PepsiCo’s earnings this quarter come amid a sea of changes within the organization. In August, Indra Nooyi announced she would step down after 12 years of leading the food and beverage company through turbulent waters. Today, she handed over the reins to Ramon Laguarta, a 22-year company veteran of the company who will take over on Oct. 3.
The beverage giant's Q3 earnings results underscore Nooyi's efficacy as its leader. The 16% in leap in net income compared to the year-ago period was a victory for Nooyi, who has spent years fighting against pressures to sell or spin off the company's beverage business as its growth lagged behind its Frito-Lay snack division.
Nooyi, who believed that PepsiCo was a stronger company with its beverage business intact, said earlier this year that heavy advertising spending by competitors such as Coca-Cola was an obstacle for the manufacturer's stable of drink brands. Last quarter, she said the company would ramp up investment in its Pepsi soda brands in response, stating that the company would "responsibly" increase spending in the second half of 2018. Recently PepsiCo has put beefier marketing investments behind Gatorade, Pepsi and Mountain Dew, and with 2.5% organic growth, it looks like this move is paying off.

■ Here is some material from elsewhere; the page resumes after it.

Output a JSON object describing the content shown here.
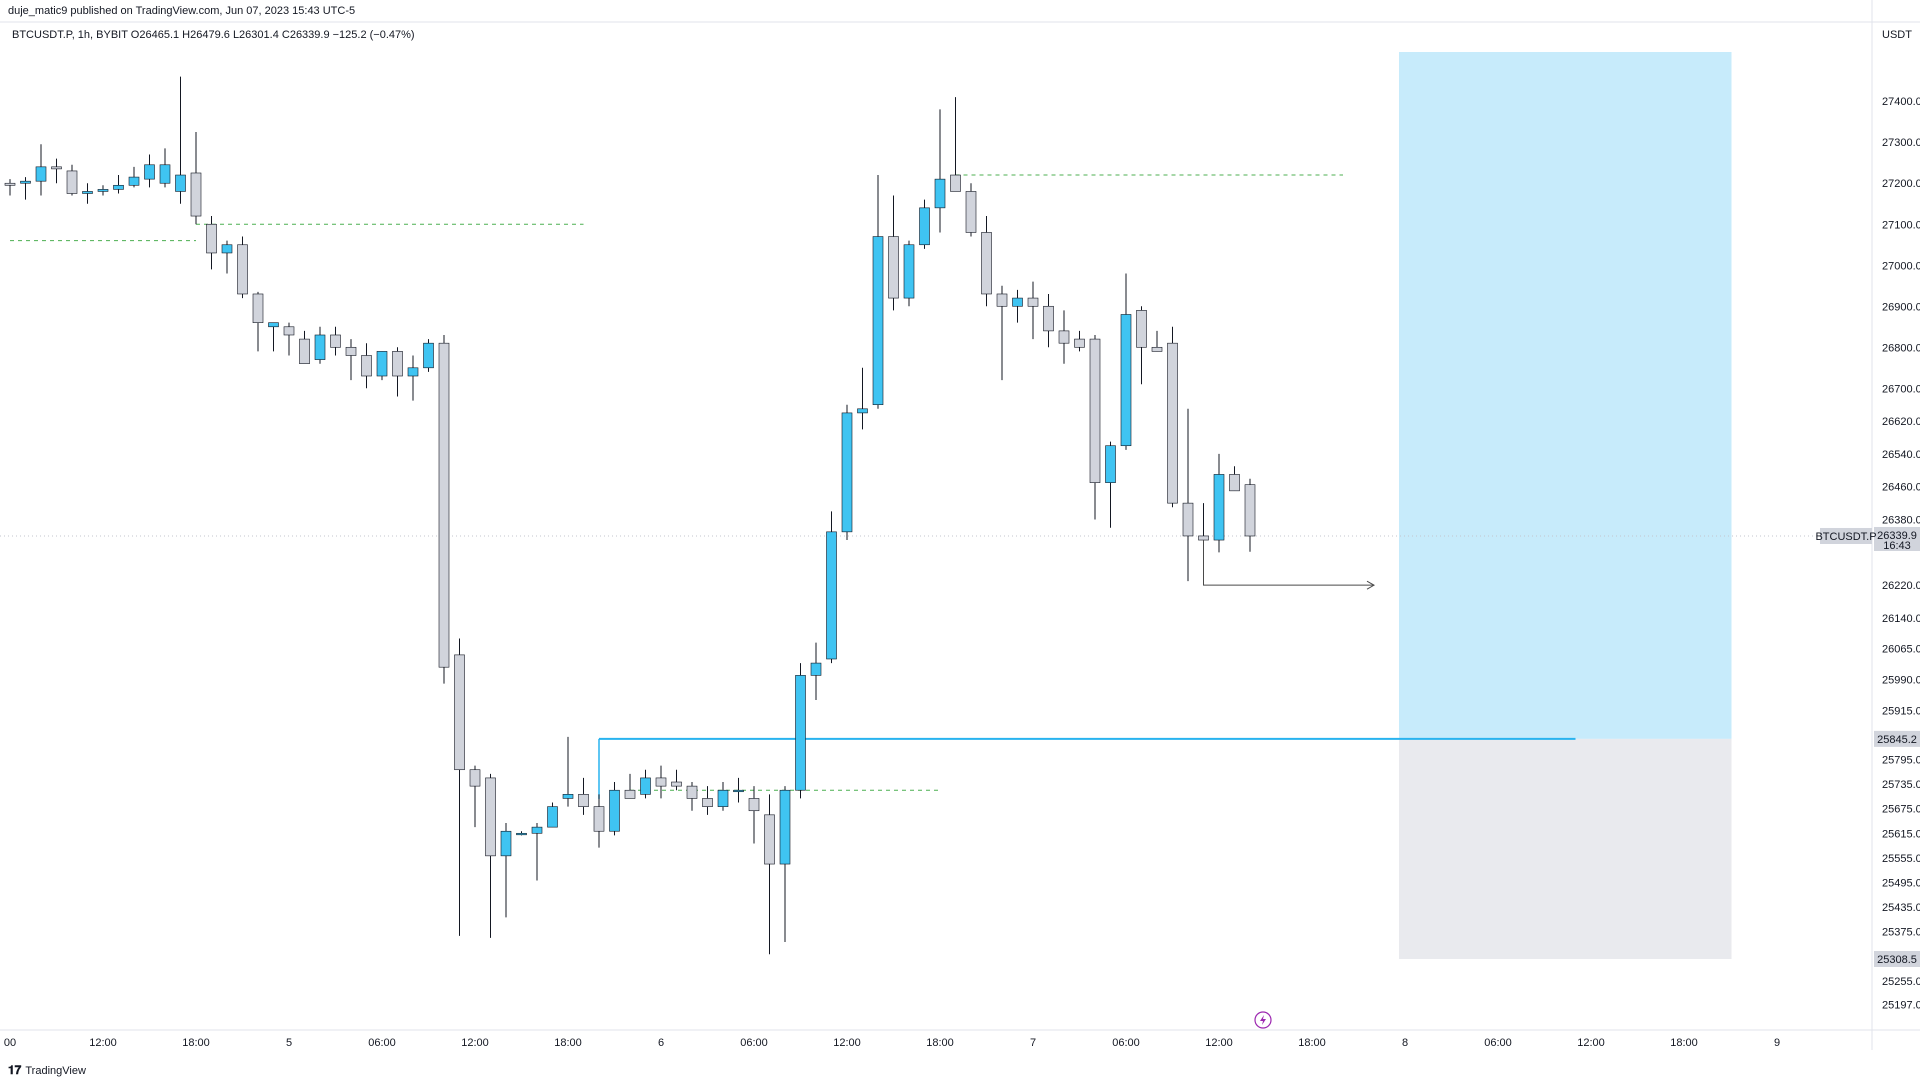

"We were pleased that [PepsiCo] exceeded muted sales growth and EPS expectations (although we est. that a better-than-expected tax rate benefitted EPS by ~$0.07) – and were particularly encouraged that NAB (North America Beverage) results again sequentially improved, with +1% vol growth (the first period of positive segment vol. growth since 4Q16)," Wells Fargo analyst Bonnie Herzog wrote in a note.
Still, PepsiCo has a long way to go. As the company fights to gain a foothold in the better-for-you market, as well as modernize its classic soda portfolio, Nooyi has leaned heavily on M&A to help drive the company in the right direction. Last month she further decreased the company’s dependence on sugary sodas when PepsiCo purchased sparkling water maker SodaStream for $3.2 billion. In May, PepsiCo also bolstered its snack portfolio by buying Bare Snacks.
PepsiCo is also making changed to established beverage brands as part of its mission to offer more healthful alternatives. The company’s release of sugar-free Gatorade Zero, for example — which is part of the Gatorade umbrella that comprises about 20% of PepsiCo's North American drink volume — reflects this goal.
Innovations like this, as well as acquisitions of better-for-you brands, are likely continue under Laguarta. If this earnings period is any indication, it seems like it could be a path to long-term growth for the company.